The SS Joie de Vivre luxury cruise liner navigating one of the many curves in the Seine. UNIWORLD BOUTIQUE RIVER CRUISE COLLECTION.
Julie had saved money for her dream trip: a seven-week tour of Europe that included a cruise along the Seine, a trip she’d had to keep on hold for decades. “I went straight from being a teenager to managing a growing family,” she said. “I couldn’t travel abroad while my parents needed me in their twilight years. I never got to be me. It was a huge thing to finally be doing something for myself.”

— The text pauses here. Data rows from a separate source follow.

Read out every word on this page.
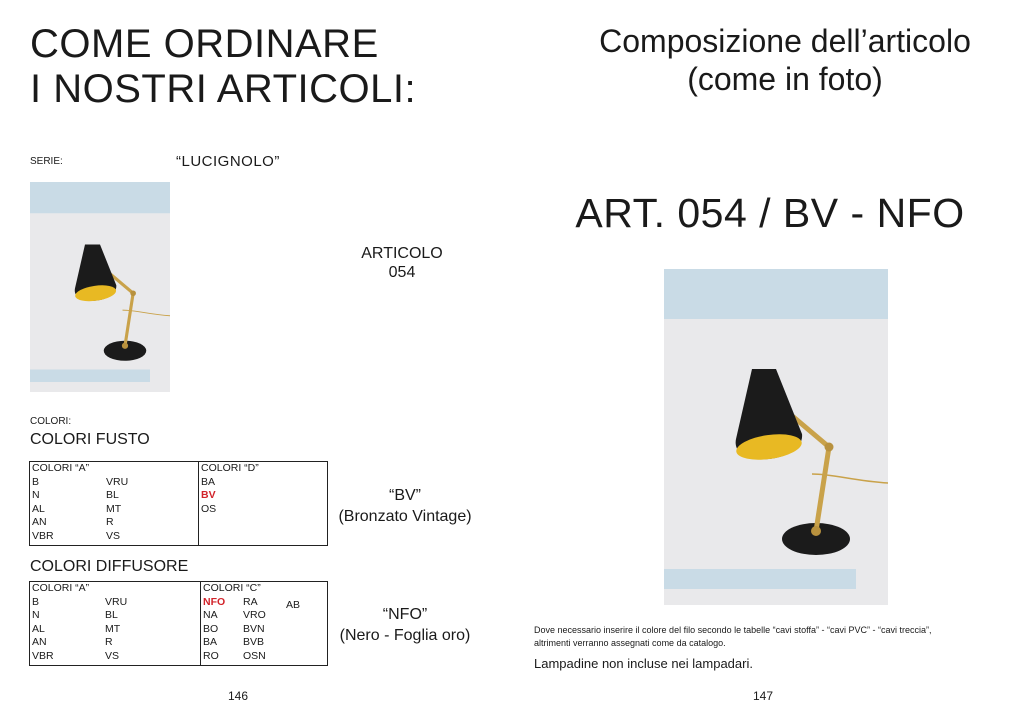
COME ORDINARE
I NOSTRI ARTICOLI:
SERIE:	“LUCIGNOLO”
ARTICOLO
054
COLORI:
COLORI FUSTO
COLORI “A”
B
N
AL
AN
VBR
VRU
BL
MT
R
VS
COLORI “D”
BA
BV
OS
“BV”
(Bronzato Vintage)
COLORI DIFFUSORE
COLORI “A”
B
N
AL
AN
VBR
VRU
BL
MT
R
VS
COLORI “C”
NFO
NA
BO
BA
RO
RA
VRO
BVN
BVB
OSN
AB
“NFO”
(Nero - Foglia oro)
146
Composizione dell’articolo
(come in foto)
ART. 054 / BV - NFO
Dove necessario inserire il colore del filo secondo le tabelle “cavi stoffa” - “cavi PVC” - “cavi treccia”,
altrimenti verranno assegnati come da catalogo.
Lampadine non incluse nei lampadari.
147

Julie suffered from both a crippling fear of flying and motion sickness; the flight from Australia to Europe came via Abu Dhabi and required twenty-two hours in the air. To ease her terror, she plunked down $12,000 for a round-trip, first-class plane ticket. Her anxiety about getting sick on the hour-long bus ride to Honfleur was so intense that she planned to stay behind on the boat—until I negotiated a front-row seat for her on the bus.
Julie and I decided that on the last morning we would watch the sun as it rose over the Seine. As the cruise was coming to an end, the ship docked at the same quay on the far western end of the Left Bank where we had begun seven days before. It was an unromantic industrial part of Paris, with graffiti-scarred factories and nondescript modern apartment blocks.